After President Donald Trump withdrew the US from the agreement – formally known as the Joint Comprehensive Plan of Action – in 2018, Biden said the US would rejoin and expand the deal if Tehran returns to “strict compliance.”
Returning to the deal would be “the best way to achieve getting some stability in the region,” Biden told New York Times columnist Thomas Friedman in an interview published Wednesday, adding that the last thing the US wants in the region is “a buildup of nuclear capability.”
President Barack Obama, whom Biden served as vice president, lifted sanctions on Iran in return for stopping its nuclear program, and Biden said in the interview that Tehran would still be subject to “snapback sanctions” if it flouts the deal.
An attempt by the US earlier this year to impose such sanctions went nowhere, as Washington had already withdrawn from the deal.
The president-elect also warned that Iran acquiring nuclear weapon capability would trigger an arms race with other powers in the Middle East, including Saudi Arabia, Turkey, and Egypt.
No immediate action on China tariffs
Biden also said was not in a hurry to remove the tariffs on China imposed by Trump.

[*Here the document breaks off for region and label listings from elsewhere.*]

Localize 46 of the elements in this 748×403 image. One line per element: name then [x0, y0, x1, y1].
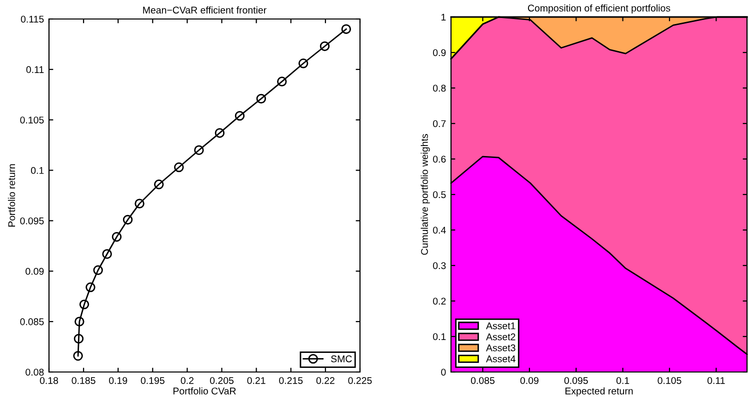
y-tick-label: 0.7	[433, 120, 446, 128]
x-tick-label: 0.1	[616, 377, 630, 384]
x-tick-label: 0.18	[40, 377, 58, 384]
x-tick-label: 0.105	[658, 377, 682, 384]
legend-label: Asset1	[486, 322, 516, 330]
y-tick-label: 1	[441, 14, 446, 21]
y-tick-label: 0.2	[433, 298, 446, 305]
chart-title: Mean−CVaR efficient frontier	[143, 6, 266, 14]
x-tick-label: 0.22	[316, 377, 334, 384]
y-tick-label: 0.085	[20, 318, 44, 326]
x-tick-label: 0.11	[707, 377, 725, 384]
x-tick-label: 0.205	[210, 377, 234, 384]
y-axis-title: Cumulative portfolio weights	[420, 134, 430, 255]
x-axis-title: Expected return	[565, 387, 633, 396]
x-axis-title: Portfolio CVaR	[174, 387, 236, 394]
x-tick-label: 0.085	[470, 377, 495, 384]
legend-label: Asset3	[486, 344, 516, 352]
x-tick-label: 0.2	[180, 377, 194, 384]
legend-label: Asset2	[486, 333, 516, 340]
y-tick-label: 0.1	[433, 333, 446, 340]
y-tick-label: 0	[441, 368, 446, 376]
y-tick-label: 0.11	[26, 66, 44, 74]
y-tick-label: 0.5	[433, 191, 446, 198]
y-axis-title: Portfolio return	[8, 164, 16, 227]
legend-label: Asset4	[486, 356, 516, 362]
y-tick-label: 0.8	[433, 84, 446, 92]
y-tick-label: 0.095	[20, 217, 44, 224]
x-tick-label: 0.195	[140, 377, 164, 384]
y-tick-label: 0.1	[31, 167, 44, 174]
y-tick-label: 0.105	[20, 116, 44, 124]
x-tick-label: 0.19	[109, 377, 128, 384]
y-tick-label: 0.6	[433, 156, 446, 163]
y-tick-label: 0.09	[26, 268, 44, 275]
x-tick-label: 0.215	[279, 377, 303, 384]
y-tick-label: 0.08	[26, 368, 44, 376]
x-tick-label: 0.21	[247, 377, 266, 384]
x-tick-label: 0.185	[72, 377, 96, 384]
x-tick-label: 0.095	[564, 377, 588, 384]
legend-label: SMC	[331, 355, 352, 362]
y-tick-label: 0.4	[433, 226, 446, 234]
x-tick-label: 0.225	[348, 377, 372, 384]
y-tick-label: 0.115	[20, 16, 44, 23]
y-tick-label: 0.9	[433, 49, 446, 56]
y-tick-label: 0.3	[433, 262, 446, 270]
x-tick-label: 0.09	[520, 377, 538, 384]
chart-title: Composition of efficient portfolios	[528, 4, 670, 14]
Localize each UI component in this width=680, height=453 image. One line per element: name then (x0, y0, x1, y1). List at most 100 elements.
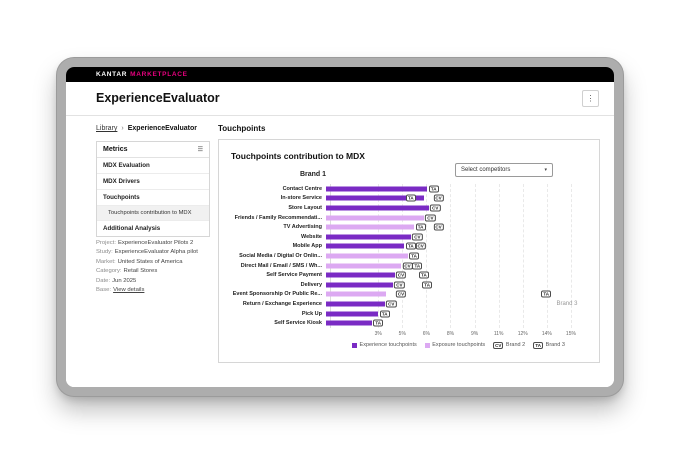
category-label: Event Sponsorship Or Public Re... (232, 291, 322, 298)
project-info-label: Base: (96, 287, 112, 294)
brand-3-annotation: Brand 3 (556, 301, 578, 308)
row-plot: CV (326, 213, 587, 223)
exposure-bar (326, 263, 402, 269)
legend-swatch (424, 342, 430, 348)
project-info-value: ExperienceEvaluator Alpha pilot (114, 249, 198, 256)
breadcrumb: Library › ExperienceEvaluator (96, 125, 197, 132)
legend-label: Brand 2 (505, 342, 526, 349)
exposure-bar (326, 291, 387, 297)
legend-item-brand-2: CV Brand 2 (493, 341, 526, 349)
sidebar-item-additional-analysis[interactable]: Additional Analysis (103, 225, 161, 232)
breadcrumb-separator: › (121, 125, 124, 132)
marker-badge-cv: CV (433, 223, 444, 231)
legend-item-brand-3: TA Brand 3 (533, 341, 565, 349)
app-screen: KANTAR MARKETPLACE ExperienceEvaluator ⋮… (66, 67, 614, 387)
project-info-value: ExperienceEvaluator Pilots 2 (117, 240, 194, 246)
project-info-label: Date: (96, 277, 111, 284)
row-plot: CV (326, 299, 587, 309)
marker-badge-cv: CV (433, 194, 444, 202)
row-plot: CV (326, 232, 587, 242)
breadcrumb-library-link[interactable]: Library (96, 125, 118, 132)
row-plot: TA (326, 309, 587, 319)
legend-item-exposure-touchpoints: Exposure touchpoints (424, 342, 485, 348)
sidebar-item-touchpoints[interactable]: Touchpoints (97, 190, 209, 206)
chart-row-contact-centre: Contact Centre TA (231, 184, 587, 194)
kebab-icon: ⋮ (586, 94, 595, 103)
marker-badge-ta: TA (412, 262, 423, 270)
sidebar-item-mdx-drivers[interactable]: MDX Drivers (97, 174, 209, 190)
marker-badge-cv: CV (415, 242, 426, 250)
chart-row-delivery: Delivery CV TA (231, 280, 587, 290)
project-info-label: Category: (96, 268, 122, 275)
gridline (450, 184, 452, 328)
select-competitors-dropdown[interactable]: Select competitors ▾ (455, 163, 553, 177)
chart-area: Brand 3 Contact Centre TA In-store Service… (231, 184, 587, 349)
marker-badge-ta: TA (418, 271, 429, 279)
app-header: ExperienceEvaluator ⋮ (66, 82, 614, 116)
plot-region: Brand 3 Contact Centre TA In-store Service… (231, 184, 587, 328)
category-label: Direct Mail / Email / SMS / Wh... (240, 262, 322, 269)
category-label: Social Media / Digital Or Onlin... (239, 252, 322, 259)
chart-row-return-exchange-experience: Return / Exchange Experience CV (231, 299, 587, 309)
experience-bar (326, 205, 429, 211)
device-frame: KANTAR MARKETPLACE ExperienceEvaluator ⋮… (57, 58, 623, 396)
experience-bar (326, 320, 372, 326)
menu-icon[interactable]: ☰ (197, 147, 203, 153)
x-tick-label: 5% (398, 330, 406, 337)
marker-badge-cv: CV (395, 290, 407, 298)
gridline (498, 184, 500, 328)
chart-row-pick-up: Pick Up TA (231, 309, 587, 319)
legend-label: Brand 3 (545, 342, 565, 349)
row-plot: CV TA (326, 261, 587, 271)
category-label: Self Service Kiosk (274, 320, 322, 327)
chart-row-event-sponsorship-or-public-re: Event Sponsorship Or Public Re... CV TA (231, 290, 587, 300)
sidebar-header: Metrics ☰ (97, 142, 209, 158)
project-info-label: Study: (96, 249, 113, 256)
sidebar-item-mdx-evaluation[interactable]: MDX Evaluation (97, 158, 209, 174)
chart-rows: Contact Centre TA In-store Service TA CV Stor… (231, 184, 587, 328)
chart-card-title: Touchpoints contribution to MDX (231, 151, 365, 161)
legend-item-experience-touchpoints: Experience touchpoints (352, 342, 417, 348)
category-label: Website (301, 233, 322, 240)
chart-row-website: Website CV (231, 232, 587, 242)
marker-badge-cv: CV (425, 214, 436, 222)
project-info-row-category: Category: Retail Stores (96, 267, 216, 276)
marker-badge-cv: CV (402, 262, 413, 270)
view-details-link[interactable]: View details (113, 287, 145, 294)
gridline (426, 184, 428, 328)
marker-badge-cv: CV (394, 281, 405, 289)
sidebar-item-touchpoints-contribution-to-mdx[interactable]: Touchpoints contribution to MDX (97, 206, 209, 221)
marker-badge-ta: TA (405, 242, 416, 250)
category-label: Return / Exchange Experience (242, 300, 322, 307)
project-info-value: Retail Stores (123, 268, 158, 275)
project-info-row-project: Project: ExperienceEvaluator Pilots 2 (96, 239, 216, 248)
marker-badge-ta: TA (541, 290, 552, 298)
marker-badge-ta: TA (379, 310, 390, 318)
chevron-down-icon: ▾ (544, 167, 547, 173)
chart-row-direct-mail-email-sms-wh: Direct Mail / Email / SMS / Wh... CV TA (231, 261, 587, 271)
gridline (546, 184, 548, 328)
kebab-menu-button[interactable]: ⋮ (582, 90, 599, 107)
gridline (474, 184, 476, 328)
project-info-row-study: Study: ExperienceEvaluator Alpha pilot (96, 248, 216, 257)
project-info-value: United States of America (117, 258, 183, 265)
x-axis-ticks: 3% 5% 6% 8% 9% 11% 12% 14% 15% (330, 330, 587, 339)
marker-badge-cv: CV (430, 204, 441, 212)
category-label: TV Advertising (283, 224, 322, 231)
marker-badge-cv: CV (386, 300, 397, 308)
category-label: Pick Up (301, 310, 322, 317)
legend-badge-cv: CV (493, 341, 504, 349)
marker-badge-ta: TA (415, 223, 426, 231)
row-plot: CV TA (326, 280, 587, 290)
marker-badge-cv: CV (412, 233, 423, 241)
category-label: Delivery (300, 281, 322, 288)
chart-row-store-layout: Store Layout CV (231, 203, 587, 213)
experience-bar (326, 243, 405, 249)
experience-bar (326, 272, 395, 278)
x-tick-label: 6% (422, 330, 430, 337)
category-label: Store Layout (288, 204, 322, 211)
category-label: Self Service Payment (266, 272, 322, 279)
experience-bar (326, 301, 385, 307)
sidebar-menu: MDX Evaluation MDX Drivers Touchpoints Touc… (97, 158, 209, 236)
project-info-label: Market: (96, 258, 116, 265)
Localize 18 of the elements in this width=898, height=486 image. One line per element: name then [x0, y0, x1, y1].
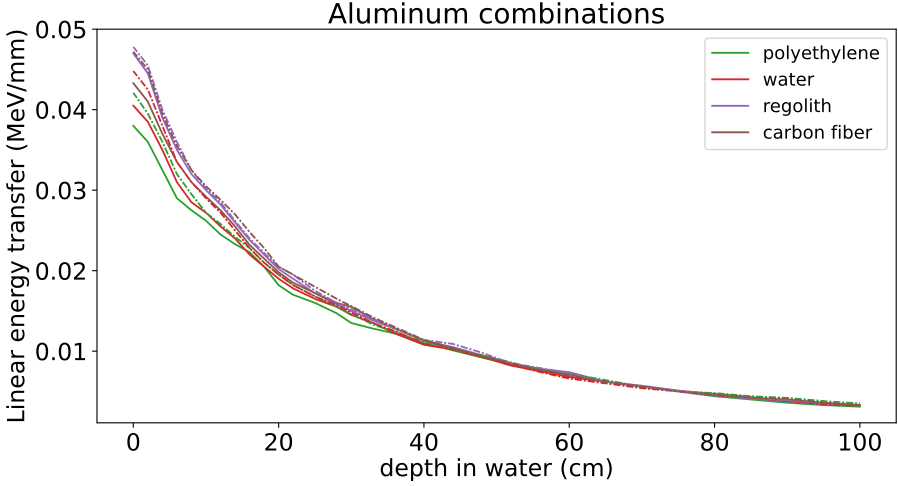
- legend-label: water: [764, 72, 814, 86]
- x-tick-label: 80: [701, 432, 728, 451]
- y-tick-label: 0.02: [36, 262, 85, 280]
- x-axis-title: depth in water (cm): [380, 458, 612, 482]
- y-tick-label: 0.03: [36, 182, 86, 200]
- x-tick-label: 0: [127, 432, 140, 451]
- legend-label: regolith: [764, 98, 830, 116]
- y-axis-title: Linear energy transfer (MeV/mm): [6, 30, 30, 422]
- x-tick-label: 100: [840, 432, 881, 451]
- chart-title: Aluminum combinations: [328, 2, 664, 24]
- x-tick-label: 20: [265, 432, 292, 451]
- y-tick-label: 0.05: [36, 20, 86, 38]
- x-tick-label: 60: [556, 432, 583, 451]
- x-tick-label: 40: [410, 432, 438, 451]
- y-tick-label: 0.01: [36, 342, 86, 360]
- legend-label: carbon fiber: [764, 124, 872, 139]
- y-tick-label: 0.04: [36, 101, 86, 119]
- legend-label: polyethylene: [764, 45, 879, 63]
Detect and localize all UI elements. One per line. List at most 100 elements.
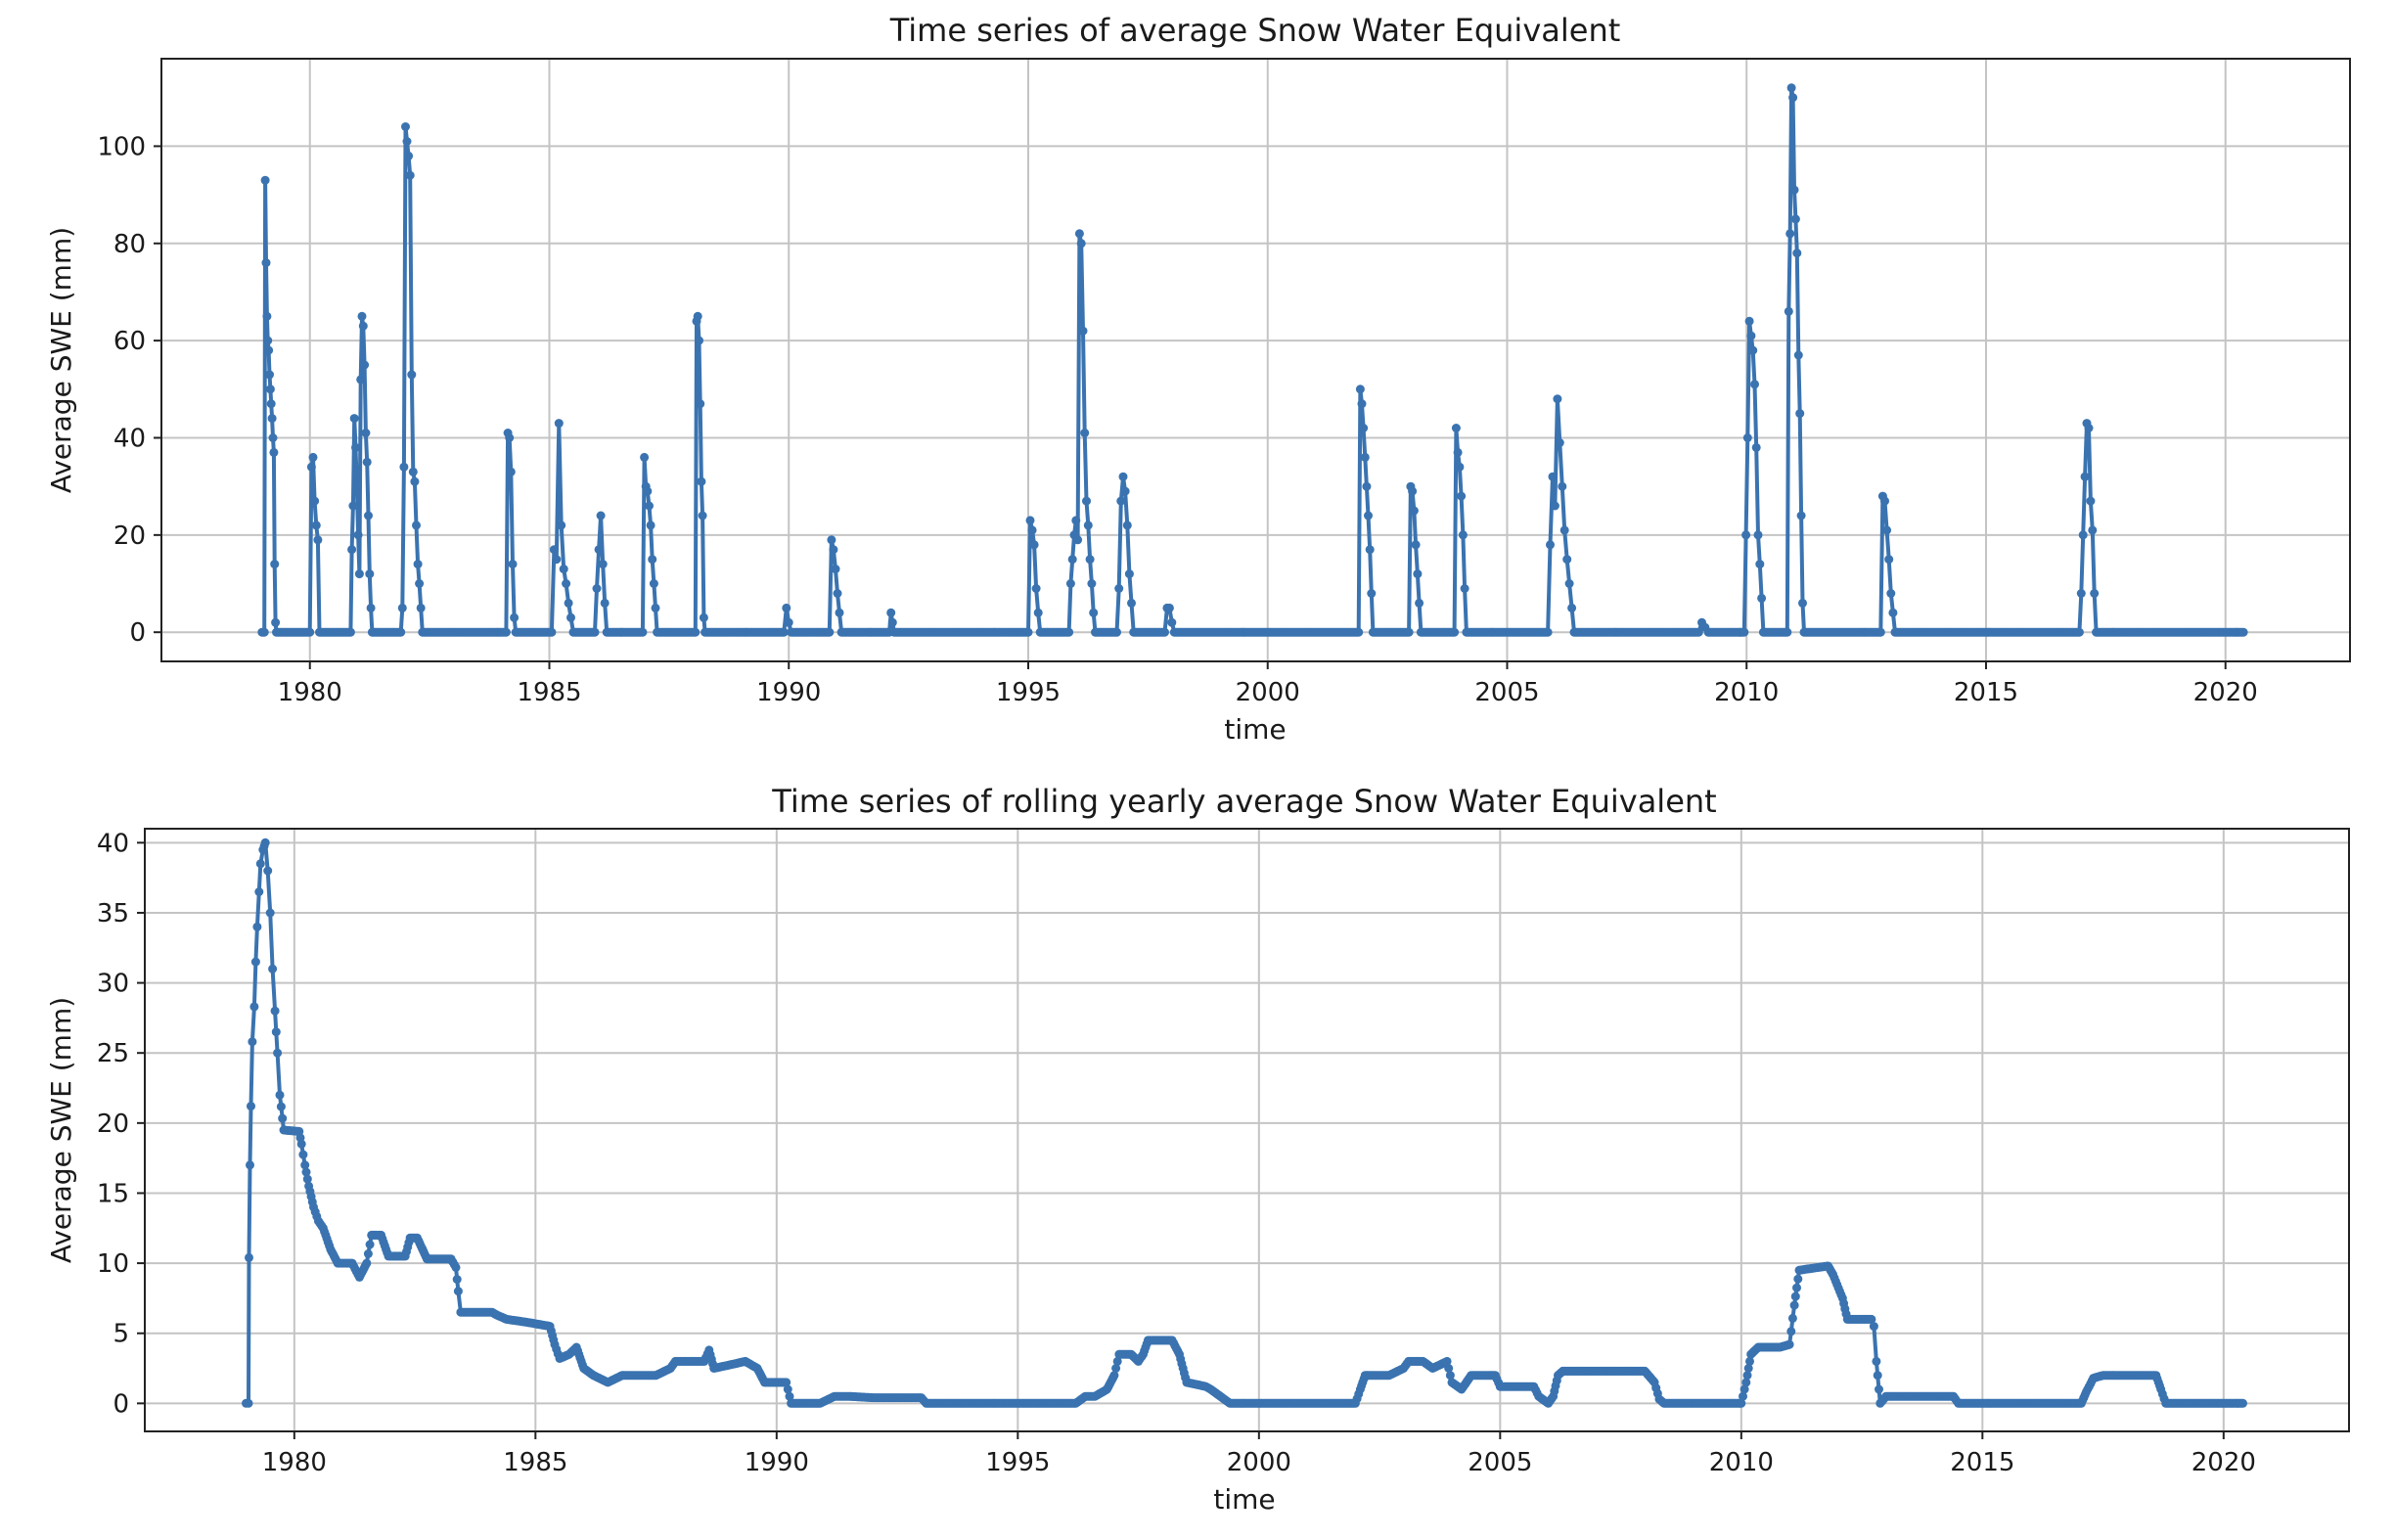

“I’m not going to make any immediate moves, and the same applies to the tariffs,” Biden said, adding he would first monitor the Phase 1 trade deal inked between the US and China in January, which requires Beijing to purchase around $200 billion in additional American goods in two years.
On Wednesday the US House of Representatives passed a bill to remove Chinese companies from US stock exchanges if they do not fully comply with financial regulations on transparency and auditing.
Since the bill passed the US Senate in May, it will next head to the White House, where Trump is expected to sign it into law.